Terminata la sezione prosa, l’Estate Teatrale Veronese prosegue con la danza e dal 25 al 30 luglio e dall’1 al 6 agosto ospita i Momix, con la riproposta di uno dei loro capolavori: “Opus Cactus”, quindici anni dopo la “prima” europea che ebbe luogo proprio al Teatro Romano. Era il 2 agosto 2001 e i Momix tornavano in quel suggestivo scenario per la quarta volta in otto anni, attesissimi e corteggiatissimi dalla stampa. “Sette”, il settimanale del Corsera, titolava su due pagine “Noi balliamo con i cactus”, la “prima” si trasformò in un grande evento anche per la critica e per la stessa Verona, meritevole di avere (fuori dagli States) tenuto a battesimo questo spettacolo che a Roma e a Milano fu possibile vedere solo mesi dopo. “Opus Cactus”, andato in scena trionfalmente al Joyce Theater di New York nel febbraio 2001, giungeva al Teatro Romano dopo “Passion” (1994), “Baseball” (1995) e “Happy birthday!” (2000).
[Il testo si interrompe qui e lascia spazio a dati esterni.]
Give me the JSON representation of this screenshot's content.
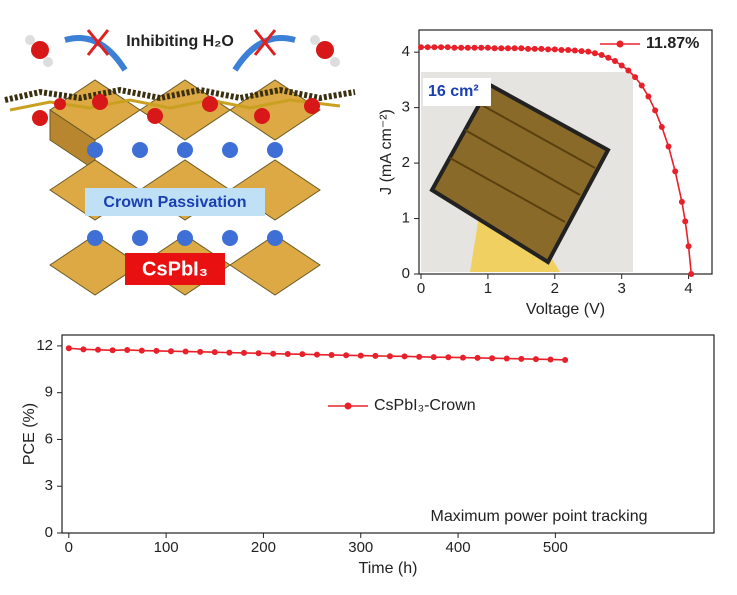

«“Opus Cactus” – riferiva entusiasta la stampa americana – mette in scena poeticamente il deserto del Sudovest degli Stati Uniti, quello che dall’Arizona sconfina in California. In origine si trattava di una corta pièce commissionata a Pendleton dall’Arizona Ballet, compagnia di cui Moses era stato più volte coreografo ospite. Poi, aggiunta dopo aggiunta, la pièce è assurta a vero e proprio balletto. Grazie ai costumi di Phoebe Katzin i ballerini sono di volta in volta lucertole, scorpioni, serpenti del deserto, nonché variopinte specie di flora e fauna. Sul palco, gli effetti luce creati da Joshua Starbuck mostrano un deserto ora nell’accecante luce del giorno e ora nel blu notte degli stellati con la luna, in un susseguirsi di poetiche albe e tramonti rosso fuoco. I dieci ginnasti-ballerini, cinque uomini e cinque donne sembrano sfidare – come sempre nei balletti di Pendleton – le leggi della gravità: volano, saltano, rimbalzano, si librano su alti pali, roteano intorno a una struttura metallica che sembra disarticolarsi per poi ricomporsi, attraversano la scena come fulmini su minuscoli skateboard, compiono un rituale iniziatico per mezzo del fuoco, e altro ancora, sempre ai limiti della fisicita. L’accompagnamento musicale spazia da Bach a Brian Eno (The Drop), dai Dead can Dance (The Serpent’s Egg) a Peter Buffet (Spirit Dance), da danze tribali degli indiani d’America a brani di altre culture “desertiche” come quella degli aborigeni australiani».
Furono nove serate sold out, caratteristica che, peraltro, accompagna invariabilmente le performances dei Momix, dunque caccia al biglietto e buona serata!